The bottom line under PURPA is that, unless Congress intervenes, it seems that FERC will apply the D.C. Circuit's interpretation of "power production capacity" moving forward. More broadly, Broadview Solar suggests that the D.C. Circuit may choose to interpret statutes on its own rather than apply another form of deference (such as Skidmore deference). This type of appellate review likely limits the agency's ability to re-interpret their statutory authority. Once an issue of statutory interpretation is litigated, and a court reaches a determination on the "best reading" of the statute, the agency will likely apply this reading moving forward.
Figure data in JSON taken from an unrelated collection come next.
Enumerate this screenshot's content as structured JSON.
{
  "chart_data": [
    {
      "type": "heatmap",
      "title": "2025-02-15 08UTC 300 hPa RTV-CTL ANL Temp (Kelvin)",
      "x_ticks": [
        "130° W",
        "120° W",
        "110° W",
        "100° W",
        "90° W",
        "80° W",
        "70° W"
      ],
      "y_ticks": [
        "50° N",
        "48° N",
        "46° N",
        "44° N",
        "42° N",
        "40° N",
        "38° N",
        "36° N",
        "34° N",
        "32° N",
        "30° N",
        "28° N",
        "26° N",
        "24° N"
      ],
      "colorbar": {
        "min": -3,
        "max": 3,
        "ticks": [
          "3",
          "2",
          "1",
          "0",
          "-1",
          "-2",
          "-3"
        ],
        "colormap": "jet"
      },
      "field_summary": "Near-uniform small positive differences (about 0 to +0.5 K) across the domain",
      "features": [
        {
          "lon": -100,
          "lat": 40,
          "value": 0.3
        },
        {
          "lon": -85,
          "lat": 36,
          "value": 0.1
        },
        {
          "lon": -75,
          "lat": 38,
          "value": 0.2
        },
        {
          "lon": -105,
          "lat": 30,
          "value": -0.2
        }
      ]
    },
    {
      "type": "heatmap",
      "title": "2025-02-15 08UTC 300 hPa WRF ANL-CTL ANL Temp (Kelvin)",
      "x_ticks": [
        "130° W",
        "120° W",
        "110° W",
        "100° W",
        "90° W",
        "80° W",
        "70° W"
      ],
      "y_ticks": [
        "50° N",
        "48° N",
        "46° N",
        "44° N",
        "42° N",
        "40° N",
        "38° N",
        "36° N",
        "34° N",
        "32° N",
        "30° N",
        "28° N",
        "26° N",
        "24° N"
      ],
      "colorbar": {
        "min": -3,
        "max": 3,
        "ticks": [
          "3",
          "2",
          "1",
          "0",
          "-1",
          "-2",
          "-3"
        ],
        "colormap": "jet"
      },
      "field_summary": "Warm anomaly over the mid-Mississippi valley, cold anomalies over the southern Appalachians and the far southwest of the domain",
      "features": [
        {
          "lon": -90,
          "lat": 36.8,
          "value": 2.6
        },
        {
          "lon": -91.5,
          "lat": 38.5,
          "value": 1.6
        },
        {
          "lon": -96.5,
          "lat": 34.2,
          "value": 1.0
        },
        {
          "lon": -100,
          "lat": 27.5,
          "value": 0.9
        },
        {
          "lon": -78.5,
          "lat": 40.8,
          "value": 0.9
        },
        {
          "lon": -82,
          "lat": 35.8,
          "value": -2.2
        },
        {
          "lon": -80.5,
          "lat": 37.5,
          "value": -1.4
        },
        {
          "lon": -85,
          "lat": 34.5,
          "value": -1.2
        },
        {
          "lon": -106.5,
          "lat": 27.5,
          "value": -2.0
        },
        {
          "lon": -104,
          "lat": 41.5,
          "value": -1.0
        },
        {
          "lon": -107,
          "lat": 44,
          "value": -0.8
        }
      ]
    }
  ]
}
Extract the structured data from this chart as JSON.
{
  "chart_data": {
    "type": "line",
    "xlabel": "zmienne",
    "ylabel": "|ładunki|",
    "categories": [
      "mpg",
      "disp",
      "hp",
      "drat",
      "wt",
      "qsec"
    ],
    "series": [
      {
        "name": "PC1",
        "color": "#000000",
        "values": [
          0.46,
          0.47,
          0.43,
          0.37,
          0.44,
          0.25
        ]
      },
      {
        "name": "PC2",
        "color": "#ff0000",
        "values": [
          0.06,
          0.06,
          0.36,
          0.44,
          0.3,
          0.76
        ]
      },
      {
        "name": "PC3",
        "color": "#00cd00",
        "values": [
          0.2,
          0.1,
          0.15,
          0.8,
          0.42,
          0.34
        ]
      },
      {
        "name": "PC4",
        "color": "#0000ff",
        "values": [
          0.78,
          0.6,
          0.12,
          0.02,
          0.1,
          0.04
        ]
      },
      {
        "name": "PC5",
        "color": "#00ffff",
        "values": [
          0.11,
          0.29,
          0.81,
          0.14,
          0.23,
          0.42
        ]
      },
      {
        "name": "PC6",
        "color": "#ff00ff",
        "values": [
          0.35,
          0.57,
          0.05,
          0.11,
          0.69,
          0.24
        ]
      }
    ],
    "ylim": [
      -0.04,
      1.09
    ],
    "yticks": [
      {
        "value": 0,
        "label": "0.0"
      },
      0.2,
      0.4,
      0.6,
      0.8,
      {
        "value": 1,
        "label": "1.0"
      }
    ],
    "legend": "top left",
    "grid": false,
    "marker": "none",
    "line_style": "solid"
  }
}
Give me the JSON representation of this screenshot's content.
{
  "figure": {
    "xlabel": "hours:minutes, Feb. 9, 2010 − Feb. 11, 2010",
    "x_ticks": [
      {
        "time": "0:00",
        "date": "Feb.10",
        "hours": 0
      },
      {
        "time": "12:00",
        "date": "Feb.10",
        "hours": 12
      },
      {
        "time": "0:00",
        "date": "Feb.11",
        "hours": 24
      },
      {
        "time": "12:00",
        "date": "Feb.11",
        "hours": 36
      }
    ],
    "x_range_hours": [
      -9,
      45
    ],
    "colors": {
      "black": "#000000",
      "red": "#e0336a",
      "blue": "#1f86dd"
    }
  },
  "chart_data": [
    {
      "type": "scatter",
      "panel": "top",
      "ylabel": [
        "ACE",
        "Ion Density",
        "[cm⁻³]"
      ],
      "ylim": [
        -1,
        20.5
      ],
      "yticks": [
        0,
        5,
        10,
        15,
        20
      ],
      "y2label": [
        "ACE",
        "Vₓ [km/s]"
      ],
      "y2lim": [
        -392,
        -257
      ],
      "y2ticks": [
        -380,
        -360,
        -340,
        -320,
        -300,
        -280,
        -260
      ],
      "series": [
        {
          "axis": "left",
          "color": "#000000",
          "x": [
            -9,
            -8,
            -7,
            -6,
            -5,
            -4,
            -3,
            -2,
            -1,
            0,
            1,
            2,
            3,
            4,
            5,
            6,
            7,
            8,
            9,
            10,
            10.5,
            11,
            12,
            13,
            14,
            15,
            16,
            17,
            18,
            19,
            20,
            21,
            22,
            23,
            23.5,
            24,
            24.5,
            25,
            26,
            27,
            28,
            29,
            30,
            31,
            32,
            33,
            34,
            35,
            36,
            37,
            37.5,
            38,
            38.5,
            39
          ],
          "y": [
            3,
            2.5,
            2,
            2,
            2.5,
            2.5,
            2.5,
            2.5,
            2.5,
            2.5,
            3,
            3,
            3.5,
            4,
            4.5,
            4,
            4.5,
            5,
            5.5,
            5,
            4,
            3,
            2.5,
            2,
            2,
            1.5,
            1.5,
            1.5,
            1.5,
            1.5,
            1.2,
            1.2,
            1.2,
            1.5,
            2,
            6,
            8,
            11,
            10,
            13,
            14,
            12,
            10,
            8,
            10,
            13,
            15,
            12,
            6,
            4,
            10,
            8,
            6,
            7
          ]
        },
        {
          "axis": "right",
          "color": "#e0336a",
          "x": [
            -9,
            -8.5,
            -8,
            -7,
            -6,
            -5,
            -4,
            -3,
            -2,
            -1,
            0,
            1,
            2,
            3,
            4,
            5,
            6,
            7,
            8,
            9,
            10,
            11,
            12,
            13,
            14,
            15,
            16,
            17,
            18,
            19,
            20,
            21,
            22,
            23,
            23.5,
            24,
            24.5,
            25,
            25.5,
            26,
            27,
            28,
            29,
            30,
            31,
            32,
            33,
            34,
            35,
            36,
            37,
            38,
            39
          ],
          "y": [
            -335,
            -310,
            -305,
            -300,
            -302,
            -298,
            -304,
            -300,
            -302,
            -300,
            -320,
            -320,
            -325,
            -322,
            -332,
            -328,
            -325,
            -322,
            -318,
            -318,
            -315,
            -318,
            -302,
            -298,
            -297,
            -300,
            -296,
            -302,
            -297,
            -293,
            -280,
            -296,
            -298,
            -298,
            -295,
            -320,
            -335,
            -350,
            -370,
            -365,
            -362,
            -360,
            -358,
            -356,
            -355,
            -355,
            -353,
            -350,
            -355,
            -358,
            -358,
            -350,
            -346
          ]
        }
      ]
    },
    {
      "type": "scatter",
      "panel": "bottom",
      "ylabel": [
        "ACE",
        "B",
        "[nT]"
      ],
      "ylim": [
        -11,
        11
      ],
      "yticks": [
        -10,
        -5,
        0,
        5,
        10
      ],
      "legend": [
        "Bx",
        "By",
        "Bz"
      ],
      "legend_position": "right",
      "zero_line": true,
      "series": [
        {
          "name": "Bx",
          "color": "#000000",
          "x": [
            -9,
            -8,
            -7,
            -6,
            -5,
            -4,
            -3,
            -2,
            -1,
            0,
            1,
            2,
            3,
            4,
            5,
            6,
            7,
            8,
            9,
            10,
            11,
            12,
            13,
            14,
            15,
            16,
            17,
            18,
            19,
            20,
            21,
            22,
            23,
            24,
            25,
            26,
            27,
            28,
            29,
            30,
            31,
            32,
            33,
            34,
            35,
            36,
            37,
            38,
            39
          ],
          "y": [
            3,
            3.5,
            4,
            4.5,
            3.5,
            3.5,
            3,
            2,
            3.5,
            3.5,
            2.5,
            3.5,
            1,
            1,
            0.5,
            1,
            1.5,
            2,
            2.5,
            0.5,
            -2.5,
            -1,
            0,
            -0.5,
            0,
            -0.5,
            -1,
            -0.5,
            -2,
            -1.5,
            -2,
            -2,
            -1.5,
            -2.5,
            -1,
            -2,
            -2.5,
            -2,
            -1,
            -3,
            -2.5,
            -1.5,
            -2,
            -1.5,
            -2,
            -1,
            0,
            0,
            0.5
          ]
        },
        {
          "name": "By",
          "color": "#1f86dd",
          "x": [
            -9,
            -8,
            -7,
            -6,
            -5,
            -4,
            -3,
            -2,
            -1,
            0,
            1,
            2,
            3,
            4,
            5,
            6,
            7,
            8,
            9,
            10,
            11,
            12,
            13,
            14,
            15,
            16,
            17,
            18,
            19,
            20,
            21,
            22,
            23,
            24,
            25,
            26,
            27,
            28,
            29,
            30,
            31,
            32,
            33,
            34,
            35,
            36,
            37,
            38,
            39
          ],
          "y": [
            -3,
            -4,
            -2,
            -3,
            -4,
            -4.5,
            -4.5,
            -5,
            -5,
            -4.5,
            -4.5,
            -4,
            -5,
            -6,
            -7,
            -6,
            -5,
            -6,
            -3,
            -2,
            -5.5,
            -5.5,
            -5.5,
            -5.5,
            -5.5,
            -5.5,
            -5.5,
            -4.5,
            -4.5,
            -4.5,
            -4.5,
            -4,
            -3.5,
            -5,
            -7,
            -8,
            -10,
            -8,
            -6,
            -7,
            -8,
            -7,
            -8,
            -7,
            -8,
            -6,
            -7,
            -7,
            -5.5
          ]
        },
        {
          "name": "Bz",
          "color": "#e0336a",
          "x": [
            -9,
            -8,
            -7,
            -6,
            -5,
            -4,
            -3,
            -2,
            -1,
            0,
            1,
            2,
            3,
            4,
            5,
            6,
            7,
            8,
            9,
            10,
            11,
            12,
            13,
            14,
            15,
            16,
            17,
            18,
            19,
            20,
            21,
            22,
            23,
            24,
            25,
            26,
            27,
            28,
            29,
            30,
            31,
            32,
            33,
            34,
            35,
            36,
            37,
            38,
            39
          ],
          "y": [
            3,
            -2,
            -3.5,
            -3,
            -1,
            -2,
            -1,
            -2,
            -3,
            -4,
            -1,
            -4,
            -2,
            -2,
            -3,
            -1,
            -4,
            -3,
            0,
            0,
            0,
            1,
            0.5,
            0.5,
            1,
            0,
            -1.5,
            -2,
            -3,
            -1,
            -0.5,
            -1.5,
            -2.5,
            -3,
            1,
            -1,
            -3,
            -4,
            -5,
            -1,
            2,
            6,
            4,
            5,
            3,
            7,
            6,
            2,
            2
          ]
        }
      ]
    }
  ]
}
The period for filing a petition for rehearing or a petition for rehearing en banc in the Broadview Solar proceeding does not expire until Friday, October 24, 2025, which means that parties may still seek rehearing of the D.C. Circuit's decision. In proceedings that involve a U.S. agency, such petitions are not due until 45 days after judgment is entered by the court.
Footnotes
1. Solar Energy Indus. Ass'n v. FERC, No. 21-1126, 2025 WL 2599488 (D.C. Cir. Sept. 9, 2025).
2. 16 U.S.C. §§ 796(17), 824a-3; 18 C.F.R. § 292.204.
3. Occidental Geothermal, Inc., 17 FERC ¶ 61,231, at 61,445 (1981).
4. Solar Energy Indus. Ass'n v. FERC, 59 F.4th 1287 (D.C. Cir. 2023).
5. Supreme Court Order List, Certiorari—Summary Dispositions (July 2, 2024), https://www.supremecourt.gov/orders/courtorders/070224zor_2co3.pdf.
6. Solar Energy Indus. Ass'n, 2025 WL 2599488 at *1.